Research output: Contribution to journalArticlepeer-review

30 Scopus citations

Abstract

Direct numerical simulation of highly accelerated turbulent boundary layers (TBLs) reveals that the Reynolds shear stress, u′ v′+, monotonically decreases downstream and exhibits a logarithmic behaviour (e.g. -u′ v′+ = -(1/Auv) ln y+ + Buv) in the mesolayer region (e.g. 50 ≤ y+ ≤ 170). The thickness of the log layer of u′ v′+ increases with the streamwise distance and with the pressure gradient strength, extending over a large portion of the TBL thickness (up to 55 %). Simulations reveal that V+ ∂ U+/∂y+ ∼ 1/y+ ∼ ∂u′ v′+/∂y+, resulting in a logarithmic u′ v′+ profile. Also, V+ ∼ -y+ is no longer negligible as in zero-pressure-gradient (ZPG) flows.
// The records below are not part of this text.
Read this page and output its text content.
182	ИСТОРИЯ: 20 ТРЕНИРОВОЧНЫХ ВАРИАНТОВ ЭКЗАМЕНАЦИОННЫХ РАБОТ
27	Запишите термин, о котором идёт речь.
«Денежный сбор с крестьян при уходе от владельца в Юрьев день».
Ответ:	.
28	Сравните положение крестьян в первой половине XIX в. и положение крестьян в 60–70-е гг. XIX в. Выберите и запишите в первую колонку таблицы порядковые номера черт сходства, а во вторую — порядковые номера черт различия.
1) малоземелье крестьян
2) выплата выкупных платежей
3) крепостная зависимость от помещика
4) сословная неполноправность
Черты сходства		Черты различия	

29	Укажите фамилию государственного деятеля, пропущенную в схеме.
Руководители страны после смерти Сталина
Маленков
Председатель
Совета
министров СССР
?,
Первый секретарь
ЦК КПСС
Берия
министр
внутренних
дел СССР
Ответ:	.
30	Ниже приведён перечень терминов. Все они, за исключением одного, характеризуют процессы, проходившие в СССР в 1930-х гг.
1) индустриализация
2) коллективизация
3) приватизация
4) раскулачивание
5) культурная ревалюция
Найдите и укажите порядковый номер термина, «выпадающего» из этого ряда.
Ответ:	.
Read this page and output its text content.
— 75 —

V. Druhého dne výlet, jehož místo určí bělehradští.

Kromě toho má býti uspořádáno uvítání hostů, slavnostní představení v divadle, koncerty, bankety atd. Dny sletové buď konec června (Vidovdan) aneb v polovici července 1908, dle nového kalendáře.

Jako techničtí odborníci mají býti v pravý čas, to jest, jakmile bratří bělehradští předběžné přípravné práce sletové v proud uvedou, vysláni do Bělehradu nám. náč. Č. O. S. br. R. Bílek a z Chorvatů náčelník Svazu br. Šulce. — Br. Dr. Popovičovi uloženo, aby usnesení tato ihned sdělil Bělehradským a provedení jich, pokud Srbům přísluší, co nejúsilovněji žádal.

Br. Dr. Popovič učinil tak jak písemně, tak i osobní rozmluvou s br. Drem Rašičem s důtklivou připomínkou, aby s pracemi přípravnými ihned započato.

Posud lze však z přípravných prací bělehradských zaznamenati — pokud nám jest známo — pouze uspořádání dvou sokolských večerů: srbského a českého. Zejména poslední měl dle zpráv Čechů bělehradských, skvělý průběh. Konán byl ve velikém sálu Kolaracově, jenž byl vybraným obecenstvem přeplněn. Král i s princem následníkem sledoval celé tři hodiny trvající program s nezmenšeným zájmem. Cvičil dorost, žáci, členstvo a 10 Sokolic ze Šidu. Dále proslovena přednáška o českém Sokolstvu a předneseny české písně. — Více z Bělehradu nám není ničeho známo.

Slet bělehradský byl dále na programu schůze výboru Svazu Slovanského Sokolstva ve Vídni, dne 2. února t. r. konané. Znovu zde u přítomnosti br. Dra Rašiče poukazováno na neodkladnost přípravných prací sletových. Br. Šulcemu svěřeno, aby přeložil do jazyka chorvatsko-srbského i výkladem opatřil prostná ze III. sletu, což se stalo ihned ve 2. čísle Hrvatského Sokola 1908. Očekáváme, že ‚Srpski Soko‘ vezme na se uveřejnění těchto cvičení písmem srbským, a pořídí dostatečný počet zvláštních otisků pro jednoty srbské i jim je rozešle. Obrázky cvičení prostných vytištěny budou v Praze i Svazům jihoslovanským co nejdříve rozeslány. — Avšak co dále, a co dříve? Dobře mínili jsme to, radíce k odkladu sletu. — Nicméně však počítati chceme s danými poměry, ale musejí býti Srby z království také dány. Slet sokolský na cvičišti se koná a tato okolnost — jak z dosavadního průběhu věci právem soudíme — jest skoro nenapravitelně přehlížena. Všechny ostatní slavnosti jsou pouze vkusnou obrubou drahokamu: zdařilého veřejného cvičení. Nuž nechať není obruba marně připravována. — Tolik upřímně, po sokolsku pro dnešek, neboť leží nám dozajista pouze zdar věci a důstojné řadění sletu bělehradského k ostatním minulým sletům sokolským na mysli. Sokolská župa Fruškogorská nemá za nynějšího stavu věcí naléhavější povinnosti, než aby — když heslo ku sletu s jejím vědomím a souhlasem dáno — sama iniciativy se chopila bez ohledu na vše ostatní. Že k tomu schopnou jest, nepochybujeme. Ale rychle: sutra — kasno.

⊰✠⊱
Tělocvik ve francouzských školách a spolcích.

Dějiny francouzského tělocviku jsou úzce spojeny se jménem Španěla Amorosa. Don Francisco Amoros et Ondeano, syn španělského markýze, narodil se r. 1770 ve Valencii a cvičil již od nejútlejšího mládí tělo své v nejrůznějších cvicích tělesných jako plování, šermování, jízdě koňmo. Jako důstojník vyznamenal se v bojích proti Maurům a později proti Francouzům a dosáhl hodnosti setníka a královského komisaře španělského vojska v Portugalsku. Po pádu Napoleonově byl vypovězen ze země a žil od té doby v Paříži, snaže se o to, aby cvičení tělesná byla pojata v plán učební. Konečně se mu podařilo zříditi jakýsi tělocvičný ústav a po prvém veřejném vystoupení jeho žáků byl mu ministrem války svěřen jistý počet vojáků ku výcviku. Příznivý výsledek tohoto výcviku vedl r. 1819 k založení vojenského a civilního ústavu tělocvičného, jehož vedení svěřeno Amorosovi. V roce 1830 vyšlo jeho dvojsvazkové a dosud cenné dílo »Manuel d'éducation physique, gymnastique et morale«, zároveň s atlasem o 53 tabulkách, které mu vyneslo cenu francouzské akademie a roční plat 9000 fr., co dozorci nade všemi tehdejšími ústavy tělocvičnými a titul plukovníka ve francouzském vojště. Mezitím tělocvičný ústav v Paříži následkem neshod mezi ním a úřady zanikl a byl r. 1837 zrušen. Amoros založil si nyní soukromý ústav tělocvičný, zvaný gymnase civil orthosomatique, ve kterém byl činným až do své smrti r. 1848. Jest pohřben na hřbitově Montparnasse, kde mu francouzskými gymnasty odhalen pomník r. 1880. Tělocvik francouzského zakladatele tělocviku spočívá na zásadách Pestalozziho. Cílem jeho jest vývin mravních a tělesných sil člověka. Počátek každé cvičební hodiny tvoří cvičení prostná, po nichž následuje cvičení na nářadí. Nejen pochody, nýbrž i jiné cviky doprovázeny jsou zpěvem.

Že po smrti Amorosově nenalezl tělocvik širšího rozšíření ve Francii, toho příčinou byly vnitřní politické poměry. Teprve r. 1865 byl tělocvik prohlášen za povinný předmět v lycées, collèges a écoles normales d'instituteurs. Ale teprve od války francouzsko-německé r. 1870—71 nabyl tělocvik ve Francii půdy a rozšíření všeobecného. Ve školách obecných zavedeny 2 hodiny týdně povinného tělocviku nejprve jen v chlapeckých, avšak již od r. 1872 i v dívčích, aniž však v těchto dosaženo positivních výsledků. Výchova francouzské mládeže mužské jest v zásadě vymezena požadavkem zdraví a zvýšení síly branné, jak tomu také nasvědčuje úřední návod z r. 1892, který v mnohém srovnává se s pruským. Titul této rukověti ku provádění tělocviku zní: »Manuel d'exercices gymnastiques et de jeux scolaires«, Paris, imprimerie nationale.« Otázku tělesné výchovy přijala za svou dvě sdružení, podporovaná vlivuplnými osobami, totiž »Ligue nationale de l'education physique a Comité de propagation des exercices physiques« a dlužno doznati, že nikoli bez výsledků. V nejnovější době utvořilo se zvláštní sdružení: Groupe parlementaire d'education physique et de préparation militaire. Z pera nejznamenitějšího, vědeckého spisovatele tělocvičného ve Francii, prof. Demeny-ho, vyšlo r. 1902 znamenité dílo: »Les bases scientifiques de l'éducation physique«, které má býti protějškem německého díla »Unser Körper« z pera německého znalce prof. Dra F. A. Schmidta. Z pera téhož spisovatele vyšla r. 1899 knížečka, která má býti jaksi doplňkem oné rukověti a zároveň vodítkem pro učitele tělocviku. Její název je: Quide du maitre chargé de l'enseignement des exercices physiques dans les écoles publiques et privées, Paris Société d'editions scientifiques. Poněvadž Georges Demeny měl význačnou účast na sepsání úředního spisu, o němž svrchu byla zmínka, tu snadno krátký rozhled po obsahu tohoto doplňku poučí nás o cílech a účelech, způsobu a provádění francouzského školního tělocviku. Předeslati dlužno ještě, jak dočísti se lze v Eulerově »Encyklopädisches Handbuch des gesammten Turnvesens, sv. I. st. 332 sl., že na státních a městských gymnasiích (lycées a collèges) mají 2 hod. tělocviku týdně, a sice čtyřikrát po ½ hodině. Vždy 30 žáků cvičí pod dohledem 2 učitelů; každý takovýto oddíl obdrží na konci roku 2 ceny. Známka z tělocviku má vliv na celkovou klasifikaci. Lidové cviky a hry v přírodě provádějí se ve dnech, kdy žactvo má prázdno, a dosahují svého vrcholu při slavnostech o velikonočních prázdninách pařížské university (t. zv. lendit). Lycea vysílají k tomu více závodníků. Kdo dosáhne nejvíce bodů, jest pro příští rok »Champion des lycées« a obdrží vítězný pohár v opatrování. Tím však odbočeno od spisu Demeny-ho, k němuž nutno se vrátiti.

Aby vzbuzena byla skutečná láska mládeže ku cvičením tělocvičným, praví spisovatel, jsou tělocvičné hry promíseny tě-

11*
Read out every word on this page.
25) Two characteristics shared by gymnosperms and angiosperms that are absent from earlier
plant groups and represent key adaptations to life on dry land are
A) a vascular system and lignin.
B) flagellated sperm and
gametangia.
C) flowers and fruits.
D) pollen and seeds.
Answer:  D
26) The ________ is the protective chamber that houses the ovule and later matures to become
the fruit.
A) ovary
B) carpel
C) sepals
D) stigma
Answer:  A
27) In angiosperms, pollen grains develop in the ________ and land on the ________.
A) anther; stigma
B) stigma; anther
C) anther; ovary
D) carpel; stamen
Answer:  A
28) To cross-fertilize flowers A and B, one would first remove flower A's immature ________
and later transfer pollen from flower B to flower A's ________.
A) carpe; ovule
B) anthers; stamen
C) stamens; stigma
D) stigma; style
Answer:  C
Other experimental/numerical data at similar favourable-pressure-gradient (FPG) strengths also show the presence of a log region in u′ v′+. This log region in u′ v′+ is larger in sink flows than in other spatially developing FPG flows. The latter flows exhibit the presence of a small power-law region in u′ v′+, which is non-existent in sink flows.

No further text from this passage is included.